L'évolution de la DCTP augure mal du devenir de la compensation de la part salaires de l'assiette de la taxe professionnelle, et conduit à s'interroger sur la pertinence du maintien d'une enveloppe normée.

B. PÉRÉQUATION ET DÉCENTRALISATION

1. Les orientations péréquatrices du gouvernement

a) La péréquation dans la loi de finances pour 1999

Les dispositions du projet de loi de finances pour 1999, dans sa rédaction d'origine ou à la suite des modifications apportées au cours de la première lecture du texte à l'Assemblée nationale, ont en commun leur dimension péréquatrice. Trois exemples sont particulièrement évocateurs :

- la réforme de la taxe professionnelle : le gouvernement a prévu de compenser aux collectivités locales la perte de recettes liée à la suppression de la part "salaires" de l'assiette de la taxe en leur versant, dans un premier temps une dotation dont le montant est établi, pour chaque collectivité, en fonction des bases existantes en 1999 et des taux votés en 1998, indexée sur l' "indice de la DGF". A compter de 2004, le prélèvement sur recettes de l'Etat à partir duquel est organisée la compensation sera intégré à la DGF.

Le gouvernement n'a dit comment il comptait répartir ces crédits une fois qu'ils feront partie de la DGF. Néanmoins, il est probable qu'ils s'intégreront dans la logique des critères d'attribution de la DGF, qui sont très péréquateurs. Si tel était le cas, non seulement la compensation de la suppression de la part salaire de la taxe professionnelle serait déconnectée de l'évolution réelle des bases, mais les collectivités ne seraient plus compensées en fonction de leurs bases et de leurs taux passés. En somme, le montant de la compensation serait modulé en fonction de la richesse des collectivités 7( * ) .

- la réforme des droits de mutation à titre onéreux : l'article 27 du présent projet de loi de finances réduit le taux des droits de mutation à titre onéreux perçus par les départements et supprime la taxe additionnelle régionale.

La compensation aux département est automatique et organisée par l'article L. 1614-5 du code général des collectivités territoriales relatif à la fiscalité transférée aux collectivités locales dans le cadre des lois de décentralisation.

Le compensation aux régions, en revanche, fait l'objet d'un dispositif ad hoc. Les pertes de recettes pour les régions seront compensées non par un dégrèvement, qui aurait permis une compensation au franc le franc, mais par un concours budgétaire inscrit au budget du ministère de l'intérieur. Alors que le projet de loi finances prévoyait un système de compensation commun à toutes les régions, l'Assemblée nationale a introduit un dispositif de modulation du montant des versements en fonction de la richesse des régions . Ainsi, celles dont les droits de mutation par habitant sont supérieurs à 59 francs verront leur compensation limitée à 95 %.

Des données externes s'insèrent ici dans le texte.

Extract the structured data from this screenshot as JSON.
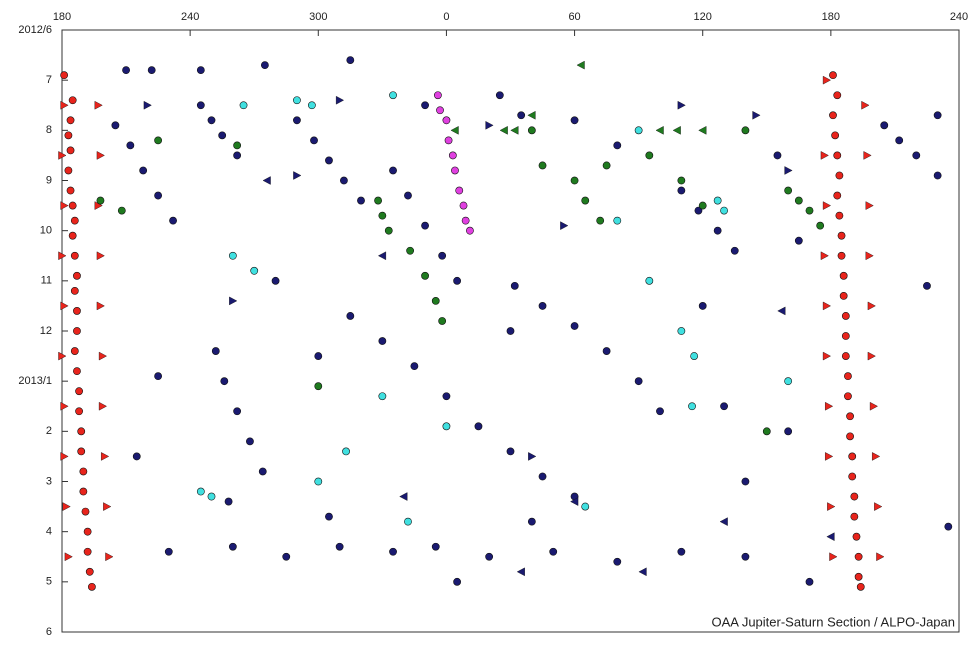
{
  "chart_data": {
    "type": "scatter",
    "annotation": "OAA Jupiter-Saturn Section / ALPO-Japan",
    "xlim": [
      180,
      600
    ],
    "xticks": [
      180,
      240,
      300,
      {
        "value": 360,
        "label": "0"
      },
      {
        "value": 420,
        "label": "60"
      },
      {
        "value": 480,
        "label": "120"
      },
      {
        "value": 540,
        "label": "180"
      },
      {
        "value": 600,
        "label": "240"
      }
    ],
    "ylim": [
      0,
      12
    ],
    "y_inverted": true,
    "yticks": [
      {
        "value": 0,
        "label": "2012/6"
      },
      {
        "value": 1,
        "label": "7"
      },
      {
        "value": 2,
        "label": "8"
      },
      {
        "value": 3,
        "label": "9"
      },
      {
        "value": 4,
        "label": "10"
      },
      {
        "value": 5,
        "label": "11"
      },
      {
        "value": 6,
        "label": "12"
      },
      {
        "value": 7,
        "label": "2013/1"
      },
      {
        "value": 8,
        "label": "2"
      },
      {
        "value": 9,
        "label": "3"
      },
      {
        "value": 10,
        "label": "4"
      },
      {
        "value": 11,
        "label": "5"
      },
      {
        "value": 12,
        "label": "6"
      }
    ],
    "grid": false,
    "series": [
      {
        "color": "#e8241c",
        "marker": "circle",
        "x": [
          181,
          185,
          184,
          183,
          184,
          183,
          184,
          185,
          186,
          185,
          186,
          187,
          186,
          187,
          187,
          186,
          187,
          188,
          188,
          189,
          189,
          190,
          190,
          191,
          192,
          192,
          193,
          194,
          541,
          543,
          541,
          542,
          543,
          544,
          543,
          544,
          545,
          545,
          546,
          546,
          547,
          547,
          547,
          548,
          548,
          549,
          549,
          550,
          550,
          551,
          551,
          552,
          553,
          553,
          554
        ],
        "y": [
          0.9,
          1.4,
          1.8,
          2.1,
          2.4,
          2.8,
          3.2,
          3.5,
          3.8,
          4.1,
          4.5,
          4.9,
          5.2,
          5.6,
          6.0,
          6.4,
          6.8,
          7.2,
          7.6,
          8.0,
          8.4,
          8.8,
          9.2,
          9.6,
          10.0,
          10.4,
          10.8,
          11.1,
          0.9,
          1.3,
          1.7,
          2.1,
          2.5,
          2.9,
          3.3,
          3.7,
          4.1,
          4.5,
          4.9,
          5.3,
          5.7,
          6.1,
          6.5,
          6.9,
          7.3,
          7.7,
          8.1,
          8.5,
          8.9,
          9.3,
          9.7,
          10.1,
          10.5,
          10.9,
          11.1
        ]
      },
      {
        "color": "#e8241c",
        "marker": "triangle-right",
        "x": [
          181,
          197,
          180,
          198,
          181,
          197,
          180,
          198,
          181,
          198,
          180,
          199,
          181,
          199,
          181,
          200,
          182,
          201,
          183,
          202,
          538,
          556,
          537,
          557,
          538,
          558,
          537,
          558,
          538,
          559,
          538,
          559,
          539,
          560,
          539,
          561,
          540,
          562,
          541,
          563
        ],
        "y": [
          1.5,
          1.5,
          2.5,
          2.5,
          3.5,
          3.5,
          4.5,
          4.5,
          5.5,
          5.5,
          6.5,
          6.5,
          7.5,
          7.5,
          8.5,
          8.5,
          9.5,
          9.5,
          10.5,
          10.5,
          1.0,
          1.5,
          2.5,
          2.5,
          3.5,
          3.5,
          4.5,
          4.5,
          5.5,
          5.5,
          6.5,
          6.5,
          7.5,
          7.5,
          8.5,
          8.5,
          9.5,
          9.5,
          10.5,
          10.5
        ]
      },
      {
        "color": "#1a1a70",
        "marker": "circle",
        "x": [
          205,
          212,
          218,
          225,
          232,
          245,
          250,
          255,
          262,
          290,
          298,
          305,
          312,
          320,
          315,
          330,
          345,
          360,
          375,
          390,
          405,
          420,
          335,
          342,
          350,
          358,
          365,
          392,
          405,
          420,
          435,
          450,
          460,
          470,
          478,
          487,
          495,
          565,
          572,
          580,
          590,
          252,
          256,
          262,
          268,
          274,
          230,
          260,
          285,
          310,
          335,
          355,
          380,
          410,
          440,
          470,
          500,
          530,
          210,
          222,
          245,
          275,
          315,
          350,
          385,
          395,
          420,
          515,
          525,
          280,
          300,
          390,
          400,
          490,
          500,
          520,
          215,
          225,
          590,
          595,
          585,
          440,
          365,
          305,
          258,
          480
        ],
        "y": [
          1.9,
          2.3,
          2.8,
          3.3,
          3.8,
          1.5,
          1.8,
          2.1,
          2.5,
          1.8,
          2.2,
          2.6,
          3.0,
          3.4,
          5.7,
          6.2,
          6.7,
          7.3,
          7.9,
          8.4,
          8.9,
          9.3,
          2.8,
          3.3,
          3.9,
          4.5,
          5.0,
          5.1,
          5.5,
          5.9,
          6.4,
          7.0,
          7.6,
          3.2,
          3.6,
          4.0,
          4.4,
          1.9,
          2.2,
          2.5,
          2.9,
          6.4,
          7.0,
          7.6,
          8.2,
          8.8,
          10.4,
          10.3,
          10.5,
          10.3,
          10.4,
          10.3,
          10.5,
          10.4,
          10.6,
          10.4,
          10.5,
          11.0,
          0.8,
          0.8,
          0.8,
          0.7,
          0.6,
          1.5,
          1.3,
          1.7,
          1.8,
          2.5,
          4.2,
          5.0,
          6.5,
          6.0,
          9.8,
          7.5,
          9.0,
          8.0,
          8.5,
          6.9,
          1.7,
          9.9,
          5.1,
          2.3,
          11.0,
          9.7,
          9.4,
          5.5
        ]
      },
      {
        "color": "#40e0e0",
        "marker": "circle",
        "x": [
          265,
          290,
          297,
          335,
          450,
          487,
          490,
          455,
          470,
          476,
          475,
          260,
          270,
          300,
          313,
          245,
          250,
          342,
          425,
          440,
          520,
          330,
          360
        ],
        "y": [
          1.5,
          1.4,
          1.5,
          1.3,
          2.0,
          3.4,
          3.6,
          5.0,
          6.0,
          6.5,
          7.5,
          4.5,
          4.8,
          9.0,
          8.4,
          9.2,
          9.3,
          9.8,
          9.5,
          3.8,
          7.0,
          7.3,
          7.9
        ]
      },
      {
        "color": "#1f7a1f",
        "marker": "circle",
        "x": [
          328,
          330,
          333,
          343,
          350,
          355,
          358,
          400,
          405,
          420,
          425,
          432,
          435,
          455,
          470,
          480,
          500,
          520,
          525,
          530,
          535,
          262,
          208,
          300,
          510,
          225,
          198
        ],
        "y": [
          3.4,
          3.7,
          4.0,
          4.4,
          4.9,
          5.4,
          5.8,
          2.0,
          2.7,
          3.0,
          3.4,
          3.8,
          2.7,
          2.5,
          3.0,
          3.5,
          2.0,
          3.2,
          3.4,
          3.6,
          3.9,
          2.3,
          3.6,
          7.1,
          8.0,
          2.2,
          3.4
        ]
      },
      {
        "color": "#e040e0",
        "marker": "circle",
        "x": [
          356,
          357,
          360,
          361,
          363,
          364,
          366,
          368,
          369,
          371
        ],
        "y": [
          1.3,
          1.6,
          1.8,
          2.2,
          2.5,
          2.8,
          3.2,
          3.5,
          3.8,
          4.0
        ]
      },
      {
        "color": "#1a1a70",
        "marker": "triangle-right",
        "x": [
          310,
          380,
          415,
          470,
          505,
          220,
          290,
          400,
          520,
          260
        ],
        "y": [
          1.4,
          1.9,
          3.9,
          1.5,
          1.7,
          1.5,
          2.9,
          8.5,
          2.8,
          5.4
        ]
      },
      {
        "color": "#1a1a70",
        "marker": "triangle-left",
        "x": [
          276,
          330,
          395,
          420,
          452,
          490,
          517,
          540,
          340
        ],
        "y": [
          3.0,
          4.5,
          10.8,
          9.4,
          10.8,
          9.8,
          5.6,
          10.1,
          9.3
        ]
      },
      {
        "color": "#1f7a1f",
        "marker": "triangle-left",
        "x": [
          387,
          392,
          400,
          460,
          468,
          480,
          364,
          423
        ],
        "y": [
          2.0,
          2.0,
          1.7,
          2.0,
          2.0,
          2.0,
          2.0,
          0.7
        ]
      }
    ]
  }
}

Le gain pour l'Etat de cette opération, 240 millions de francs, a permis de financer, sans dégrader le solde, le relèvement de 15 à 20 % du taux de croissance du produit intérieur brut pris en compte dans l'indice de progression de l'enveloppe normée. De cette façon, la réduction d'une enveloppe destinée à des collectivités "favorisées" a permis d'alimenter l'enveloppe normée, et plus précisément la dotation de compensation de la taxe professionnelle, qui bénéficie à l'ensemble des collectivités qui percevaient une taxe professionnelle en 1987 8( * ) .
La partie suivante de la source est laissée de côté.